Indeed, one phrase Rob used – ‘the clock has begun to tick down instead of upwards for the first time’ – really identified the root of why I’ve found it so tricky. It’s that the time remaining to you is now conceivable. When you’re young ten, twenty, thirty years is unimaginable – you are luxurious with future time. You have so much time you can fritter it away; you can pursue things you don’t like, you can stick it out in dead-end jobs.
But now thirty years is not only imaginable by reference to experience but likely the upper expectation of what you’ve got left. That’s where the panic comes from, really, from being able to picture what remains. Your 40s, I suspect, is the first decade where it really begins to feel that time is not on your side - and if you’ve been hoping for certain things to happen, it certainly feels like they should be happening by now. And if they’re not happening, panic can easily arise.
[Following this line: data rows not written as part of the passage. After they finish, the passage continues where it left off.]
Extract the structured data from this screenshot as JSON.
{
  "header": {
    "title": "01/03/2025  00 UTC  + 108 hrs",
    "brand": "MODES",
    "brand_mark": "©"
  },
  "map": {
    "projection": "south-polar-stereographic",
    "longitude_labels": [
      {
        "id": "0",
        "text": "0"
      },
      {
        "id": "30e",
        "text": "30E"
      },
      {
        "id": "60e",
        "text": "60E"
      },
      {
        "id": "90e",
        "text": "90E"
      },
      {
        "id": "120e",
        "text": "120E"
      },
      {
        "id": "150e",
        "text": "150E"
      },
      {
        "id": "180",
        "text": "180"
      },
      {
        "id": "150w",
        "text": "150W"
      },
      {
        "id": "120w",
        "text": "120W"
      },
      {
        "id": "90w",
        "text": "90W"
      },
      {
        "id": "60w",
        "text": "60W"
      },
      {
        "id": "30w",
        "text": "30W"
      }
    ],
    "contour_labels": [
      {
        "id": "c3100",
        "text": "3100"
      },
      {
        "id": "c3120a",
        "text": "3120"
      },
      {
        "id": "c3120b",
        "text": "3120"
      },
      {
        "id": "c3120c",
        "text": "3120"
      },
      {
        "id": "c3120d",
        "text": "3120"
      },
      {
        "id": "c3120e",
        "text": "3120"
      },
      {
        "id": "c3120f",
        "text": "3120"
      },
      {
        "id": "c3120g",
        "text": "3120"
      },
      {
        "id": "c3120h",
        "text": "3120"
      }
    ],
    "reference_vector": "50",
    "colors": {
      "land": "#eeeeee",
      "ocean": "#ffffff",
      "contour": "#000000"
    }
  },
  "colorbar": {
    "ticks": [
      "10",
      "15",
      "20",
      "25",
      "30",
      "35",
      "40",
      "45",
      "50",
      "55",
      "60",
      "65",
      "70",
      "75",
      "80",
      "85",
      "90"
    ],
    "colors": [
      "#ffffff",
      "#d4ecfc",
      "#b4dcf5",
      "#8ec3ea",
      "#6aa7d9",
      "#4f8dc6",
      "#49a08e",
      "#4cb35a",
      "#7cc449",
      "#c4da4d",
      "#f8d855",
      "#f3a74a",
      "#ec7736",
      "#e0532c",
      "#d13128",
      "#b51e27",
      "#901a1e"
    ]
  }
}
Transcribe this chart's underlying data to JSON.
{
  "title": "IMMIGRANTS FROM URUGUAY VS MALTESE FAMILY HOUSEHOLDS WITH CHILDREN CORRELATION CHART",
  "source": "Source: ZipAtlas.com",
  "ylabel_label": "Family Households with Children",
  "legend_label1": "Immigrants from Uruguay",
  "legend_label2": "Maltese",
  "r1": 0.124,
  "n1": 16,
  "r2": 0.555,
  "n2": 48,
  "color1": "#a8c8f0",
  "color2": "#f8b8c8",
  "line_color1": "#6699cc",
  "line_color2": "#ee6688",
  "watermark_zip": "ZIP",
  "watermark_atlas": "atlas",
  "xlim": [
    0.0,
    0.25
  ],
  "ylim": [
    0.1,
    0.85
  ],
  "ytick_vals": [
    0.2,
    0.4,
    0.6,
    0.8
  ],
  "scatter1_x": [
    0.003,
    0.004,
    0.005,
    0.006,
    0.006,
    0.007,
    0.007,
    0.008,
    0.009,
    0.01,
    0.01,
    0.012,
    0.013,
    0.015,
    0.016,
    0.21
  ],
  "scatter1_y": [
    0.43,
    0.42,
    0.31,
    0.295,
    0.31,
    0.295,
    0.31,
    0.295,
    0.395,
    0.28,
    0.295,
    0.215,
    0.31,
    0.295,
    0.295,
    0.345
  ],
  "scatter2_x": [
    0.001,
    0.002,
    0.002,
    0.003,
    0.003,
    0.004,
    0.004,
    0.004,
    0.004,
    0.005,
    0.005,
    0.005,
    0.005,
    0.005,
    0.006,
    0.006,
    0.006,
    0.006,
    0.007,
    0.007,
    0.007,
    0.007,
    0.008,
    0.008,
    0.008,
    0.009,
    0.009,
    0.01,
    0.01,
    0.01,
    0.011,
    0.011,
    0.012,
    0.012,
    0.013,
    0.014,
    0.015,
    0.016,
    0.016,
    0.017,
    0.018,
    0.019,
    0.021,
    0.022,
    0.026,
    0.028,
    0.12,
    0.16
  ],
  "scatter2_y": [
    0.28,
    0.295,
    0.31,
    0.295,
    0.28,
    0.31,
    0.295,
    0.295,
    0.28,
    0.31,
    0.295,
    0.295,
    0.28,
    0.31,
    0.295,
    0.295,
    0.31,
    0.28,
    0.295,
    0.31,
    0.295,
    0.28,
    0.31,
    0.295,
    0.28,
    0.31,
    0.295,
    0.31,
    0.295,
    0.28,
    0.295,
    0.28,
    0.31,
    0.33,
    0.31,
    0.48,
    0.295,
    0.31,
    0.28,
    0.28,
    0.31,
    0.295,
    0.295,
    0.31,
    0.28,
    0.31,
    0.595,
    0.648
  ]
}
What I’ve settled on thinking, though, is that those first 40 years were about forming what I am; that those 40 years involved a painful struggle for self-definition which just isn’t part of what’s ahead. What’s ahead is more about excelling at what I am, not changing it, like an actor in a long-running soap opera who by now really knows their role. Oh of course, I’ll still want to improve things, but what’s ahead is not a painful and tender quest to work myself out.
And as I do go forward, I want to immodestly claim that what I am now has never been better; I was never kinder, gentler or more tolerant than I am today, and certainly not in the pomp of my youth. Indeed, if what’s ahead is, in part, more loss and decline, it’s fortunate I’m in such good shape to meet it.
In some ways the stage of life I’m at now – squarely in the middle with, all being well, similar tranches of time before and ahead – is the juicy bit of life. It’s what you’re working towards; it’s what you’ll work away from. I have chosen to see this year, my intensely packed 40th year, as like being on the top of a summit; the moment of the best views and vistas and taking group photos before you feel a chill in the air and begin your walk down.
Is it too cheap to point out the way down is usually easier? Certainly if there’s companionship, and it’s worth saying that my spouse absolutely made my 40th; she took me to Bratislava, ordered a cake which had my novel cover on it, and generally treated me like an absolute king. Indeed, after four days of constant validation, I told her that even I was beginning to feel a bit embarrassed by it. As such I do not anticipate making such a fuss about turning 41.
As someone a good 10 years on from the milestone, I would say this: there are the elements of feeling the march of time - the grey hairs, the creaking joints, the bigger muffin top. But that is compensated for by a more settled sense of self and MUCH less tolerance for people’s bullshit. I don’t have as much time, maybe, but these days I feel I use it more wisely.